也許很多人沒有意識到來自紐約城的街頭服飾品牌 10.Deep 創建至今已經走過了 20 個年頭，相比同樣誕生於 1994 年的 Supreme，10.Deep 的發展路程可謂「低調 」許多。在街頭文化愈發商業化、主流化的當下，10. Deep 仍保持本源，存留著街頭文化 DNA 中的那片淨土。而近日，《Breaks Magazine》就專訪了品牌掌坨人 Scott Sasso，與其談論了 10.Deep 的前世今生。而至今仍作為 10.Deep 服飾主設計師，Sasso 還針對街頭服飾文化現狀、與 Animal Bikes 的合作企劃、 10.Deep 紐約旗艦店等話題娓娓而談。感興趣的朋友不妨點擊此處完整閱讀專訪內容。
How did 10Deep start, and what was the brand like back then?
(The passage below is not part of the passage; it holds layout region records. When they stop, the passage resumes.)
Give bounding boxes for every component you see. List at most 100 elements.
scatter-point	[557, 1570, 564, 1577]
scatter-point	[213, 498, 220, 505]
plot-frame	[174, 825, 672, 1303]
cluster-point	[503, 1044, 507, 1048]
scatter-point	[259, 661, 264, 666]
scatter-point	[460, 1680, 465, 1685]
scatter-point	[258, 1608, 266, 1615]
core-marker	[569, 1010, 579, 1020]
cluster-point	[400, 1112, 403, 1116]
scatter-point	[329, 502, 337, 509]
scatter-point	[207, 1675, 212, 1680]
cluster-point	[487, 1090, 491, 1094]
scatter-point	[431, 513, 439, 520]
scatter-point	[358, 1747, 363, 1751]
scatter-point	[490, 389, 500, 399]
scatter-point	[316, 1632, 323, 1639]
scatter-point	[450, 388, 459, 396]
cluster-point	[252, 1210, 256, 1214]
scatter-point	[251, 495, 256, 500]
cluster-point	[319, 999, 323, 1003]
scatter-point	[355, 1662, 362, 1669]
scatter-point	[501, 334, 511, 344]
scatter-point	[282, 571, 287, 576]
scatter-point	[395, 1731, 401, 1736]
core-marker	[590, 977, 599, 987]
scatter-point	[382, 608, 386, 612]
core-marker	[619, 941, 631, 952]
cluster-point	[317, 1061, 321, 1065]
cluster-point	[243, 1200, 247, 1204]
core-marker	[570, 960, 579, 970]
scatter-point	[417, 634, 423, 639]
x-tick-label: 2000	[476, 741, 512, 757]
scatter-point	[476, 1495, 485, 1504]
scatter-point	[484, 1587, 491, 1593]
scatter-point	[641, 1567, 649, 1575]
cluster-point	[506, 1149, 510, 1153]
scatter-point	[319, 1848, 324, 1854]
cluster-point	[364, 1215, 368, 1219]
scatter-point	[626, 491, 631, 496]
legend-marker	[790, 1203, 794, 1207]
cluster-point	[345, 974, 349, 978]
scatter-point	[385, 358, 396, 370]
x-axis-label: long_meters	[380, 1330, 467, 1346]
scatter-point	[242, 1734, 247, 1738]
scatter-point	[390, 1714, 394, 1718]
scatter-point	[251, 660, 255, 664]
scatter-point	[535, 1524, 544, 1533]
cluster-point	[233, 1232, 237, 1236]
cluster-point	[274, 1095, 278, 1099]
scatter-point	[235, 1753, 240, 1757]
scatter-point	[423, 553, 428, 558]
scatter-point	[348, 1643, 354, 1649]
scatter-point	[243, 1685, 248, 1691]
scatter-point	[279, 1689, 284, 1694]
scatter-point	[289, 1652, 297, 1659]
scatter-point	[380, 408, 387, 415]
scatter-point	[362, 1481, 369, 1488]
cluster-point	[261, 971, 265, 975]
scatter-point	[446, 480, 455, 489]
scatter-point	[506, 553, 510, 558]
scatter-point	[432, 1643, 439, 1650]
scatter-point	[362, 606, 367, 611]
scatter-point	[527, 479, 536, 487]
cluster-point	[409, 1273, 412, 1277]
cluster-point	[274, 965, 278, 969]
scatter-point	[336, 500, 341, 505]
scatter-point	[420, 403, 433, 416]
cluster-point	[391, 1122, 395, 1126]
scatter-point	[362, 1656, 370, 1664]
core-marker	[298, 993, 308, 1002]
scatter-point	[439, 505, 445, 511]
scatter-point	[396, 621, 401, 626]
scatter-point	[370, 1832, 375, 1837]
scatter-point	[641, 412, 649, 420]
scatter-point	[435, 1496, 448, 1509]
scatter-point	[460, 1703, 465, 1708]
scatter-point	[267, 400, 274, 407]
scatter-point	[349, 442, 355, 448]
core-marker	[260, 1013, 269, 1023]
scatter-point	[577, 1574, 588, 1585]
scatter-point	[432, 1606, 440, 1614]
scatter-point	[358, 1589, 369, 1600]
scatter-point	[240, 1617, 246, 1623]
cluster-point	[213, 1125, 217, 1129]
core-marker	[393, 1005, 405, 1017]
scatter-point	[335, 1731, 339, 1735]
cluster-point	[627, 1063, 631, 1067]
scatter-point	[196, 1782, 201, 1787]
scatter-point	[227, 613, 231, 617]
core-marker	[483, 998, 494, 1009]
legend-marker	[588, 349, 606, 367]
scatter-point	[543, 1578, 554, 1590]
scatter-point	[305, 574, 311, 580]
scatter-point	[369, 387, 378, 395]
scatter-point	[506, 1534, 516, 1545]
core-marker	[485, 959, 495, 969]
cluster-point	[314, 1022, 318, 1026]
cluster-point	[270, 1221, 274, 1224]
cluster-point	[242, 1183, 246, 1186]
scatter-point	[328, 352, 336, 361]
Much like most of the earlier roots of ‘street wear’ it was honestly done without any sense of business consciousness. I woke up one morning, thinking that I wanted to start a t-shirt brand like many of the guys graduating from graffiti before me were doing, so I wrote down a bunch of names on a piece of paper, taped it onto the wall of my college dorm, and eliminated the ones that I liked least over the next few days.
10Deep was the name I liked best. I just wanted to make a couple of t-shirts really as something cool to do and as an extension of my interests in graffiti, zines, etc.
Where does the brand stand, and have you ever had to ‘reinvent’ yourself? As when you started, 20 years ago, ‘streetwear’ didn’t exist like it does today.
The brand has always been true to its core so there hasn’t been a need for reinvention. We’ve always been based not in what we think we ‘should’ do but from the collective of interests and tastes of our small and eclectic crew of friends. That said, sometimes we find it necessary to re-remind the street wear public (who often like to assign their own assumptions and values to brands) who we are.
Out of all the collaborations you’ve done, the Animal Bikes one was the one that spoke to me most – how did that come about, and why Animal?
They approached us, we were cool with Hoder who I think was riding for them, and we were able to do what we wanted. Friend’s, and shared social circles make sense for collaborations, especially on products that we don’t make.
Where does 10.Deep fit with ‘Streetwear’ today, especially the latest wave of trapped out trill shit.
Things come and go. We stick to the essence of where we come from – the 90s NY indie brand scene. Much of what is called street wear today doesn’t necessarily fall into stuff that we would call streetwear.